Was wir erleben
Wie es Tieren ergeht
Inhalt:
Im Namen des Volkes: Kükenschreddern geht weiter
Hühnerrettung: Aus Bodenhaltung ins Paradies
Im Namen des Volkes: Kükenschreddern geht weiter
Im Namen des Volkes: Kükenschreddern geht weiter
Am 13. Juni 2019 hat das Bundesverwaltungsgericht geurteilt: Das Kükenschreddern verstößt zwar gegen den Tierschutz, aber es bleibt weiterhin erlaubt, da es den Brütereien nicht zuzumuten ist, darauf zu verzichten. (Sie hatten ja auch erst seit der Verfügung vom 18. Dezember 2013 Zeit, sich umzustellen!) Eine Frist für die Beendigung des Kükentötens wurde nicht festgelegt.

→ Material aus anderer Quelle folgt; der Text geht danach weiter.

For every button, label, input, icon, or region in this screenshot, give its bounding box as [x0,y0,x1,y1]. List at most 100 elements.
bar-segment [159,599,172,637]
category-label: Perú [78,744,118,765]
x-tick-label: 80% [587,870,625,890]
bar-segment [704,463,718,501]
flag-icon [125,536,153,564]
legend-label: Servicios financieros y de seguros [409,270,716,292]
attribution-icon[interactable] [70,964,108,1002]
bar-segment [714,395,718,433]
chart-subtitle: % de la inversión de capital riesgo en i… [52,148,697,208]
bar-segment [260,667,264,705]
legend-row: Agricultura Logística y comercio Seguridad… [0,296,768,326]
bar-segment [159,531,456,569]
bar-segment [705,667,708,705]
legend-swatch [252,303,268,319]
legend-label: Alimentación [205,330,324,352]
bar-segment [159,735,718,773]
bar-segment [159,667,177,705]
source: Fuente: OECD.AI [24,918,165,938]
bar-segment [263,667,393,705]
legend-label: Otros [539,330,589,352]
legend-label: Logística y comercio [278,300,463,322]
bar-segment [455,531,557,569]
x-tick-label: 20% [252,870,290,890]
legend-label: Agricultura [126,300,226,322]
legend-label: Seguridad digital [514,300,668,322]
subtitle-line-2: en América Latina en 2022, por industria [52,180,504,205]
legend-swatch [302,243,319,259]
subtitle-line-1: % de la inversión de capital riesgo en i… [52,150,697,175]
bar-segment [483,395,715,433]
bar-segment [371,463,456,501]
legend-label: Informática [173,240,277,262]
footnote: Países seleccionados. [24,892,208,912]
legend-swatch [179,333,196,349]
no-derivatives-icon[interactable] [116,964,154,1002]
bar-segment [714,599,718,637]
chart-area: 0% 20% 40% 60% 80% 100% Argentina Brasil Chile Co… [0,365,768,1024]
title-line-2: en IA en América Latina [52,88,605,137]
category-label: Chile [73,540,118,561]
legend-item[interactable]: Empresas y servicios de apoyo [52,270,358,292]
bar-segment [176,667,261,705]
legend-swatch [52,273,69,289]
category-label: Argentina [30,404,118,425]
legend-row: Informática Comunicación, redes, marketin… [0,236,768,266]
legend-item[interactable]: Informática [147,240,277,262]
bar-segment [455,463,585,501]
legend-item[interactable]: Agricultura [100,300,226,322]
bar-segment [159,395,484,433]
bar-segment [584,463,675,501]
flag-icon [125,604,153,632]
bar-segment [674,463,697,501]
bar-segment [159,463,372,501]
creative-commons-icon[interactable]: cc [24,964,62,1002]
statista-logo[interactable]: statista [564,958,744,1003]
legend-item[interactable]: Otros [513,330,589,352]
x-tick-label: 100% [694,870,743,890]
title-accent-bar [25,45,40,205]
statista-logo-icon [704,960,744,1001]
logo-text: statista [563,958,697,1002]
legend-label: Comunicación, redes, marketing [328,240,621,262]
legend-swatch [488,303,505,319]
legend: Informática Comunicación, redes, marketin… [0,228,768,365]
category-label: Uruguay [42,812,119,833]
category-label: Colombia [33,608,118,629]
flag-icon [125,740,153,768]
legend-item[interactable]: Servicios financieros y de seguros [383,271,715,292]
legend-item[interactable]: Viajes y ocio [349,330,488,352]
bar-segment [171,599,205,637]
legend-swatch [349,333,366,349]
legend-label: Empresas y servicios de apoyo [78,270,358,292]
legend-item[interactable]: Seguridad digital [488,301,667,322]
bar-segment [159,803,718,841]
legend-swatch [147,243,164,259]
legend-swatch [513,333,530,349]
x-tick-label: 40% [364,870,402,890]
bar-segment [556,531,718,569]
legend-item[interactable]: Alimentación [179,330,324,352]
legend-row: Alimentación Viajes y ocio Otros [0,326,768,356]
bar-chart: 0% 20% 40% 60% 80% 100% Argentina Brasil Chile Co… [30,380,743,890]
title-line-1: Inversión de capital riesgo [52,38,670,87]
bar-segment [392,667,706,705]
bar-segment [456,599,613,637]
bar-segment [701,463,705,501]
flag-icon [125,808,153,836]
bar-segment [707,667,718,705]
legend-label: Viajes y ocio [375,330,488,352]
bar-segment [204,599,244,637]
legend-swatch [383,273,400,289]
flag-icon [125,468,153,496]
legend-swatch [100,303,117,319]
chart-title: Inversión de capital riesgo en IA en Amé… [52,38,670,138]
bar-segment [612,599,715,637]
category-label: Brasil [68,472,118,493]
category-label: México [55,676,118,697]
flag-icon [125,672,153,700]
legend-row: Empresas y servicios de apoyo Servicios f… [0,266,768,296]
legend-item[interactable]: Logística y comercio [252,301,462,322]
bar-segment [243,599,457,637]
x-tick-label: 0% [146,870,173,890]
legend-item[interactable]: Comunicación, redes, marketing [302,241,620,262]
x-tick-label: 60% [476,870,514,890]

Dieses Urteil ist schwer nachvollziehbar, egal aus welcher Perspektive man darauf schaut. Rechtlich sieht das so aus: Seit 2002 ist Tierschutz als Staatsziel im Grundgesetz verankert. Nach § 1 Satz 2 Tierschutzgesetz darf niemand einem Tier ohne vernünftigen Grund Schmerzen, Leiden oder Schäden zufügen. Das Kükenschreddern beruht - in Anbetracht des Staatszieles Tierschutz - nicht mehr auf einem vernünftigen Grund. Die Belange des Tierschutzes wiegen schwerer als das wirtschaftliche Interesse der Brutbetriebe. Daraus würde man logisch folgern: Kükenschreddern verstößt gegen Grundgesetz und Tierschutzgesetz und gehört deshalb verboten. Doch auf genau diese Folgerung verzichtet das Gericht. Übergangsweise dürfen die Gesetzesverstöße weiter stattfinden. Heißt für die Brütereien: Erst mal weiter so!
Aus christlich-ethischer Sicht findet Folgendes statt: Der Mensch maßt sich an, über den Wert eines Lebewesens zu entscheiden. Dabei gesteht er ihm keinen Eigenwert zu, sondern berechnet allein einen Nutzwert. Dabei kommen männliche Küken auf eine negative Bilanz. Was sagt das über unser menschliches Selbstverständnis, dass wir uns das Recht nehmen, Geschöpfe so nach ihrem Nutzen zu sortieren? Das ist eine gefährliche Selbstüberhöhung!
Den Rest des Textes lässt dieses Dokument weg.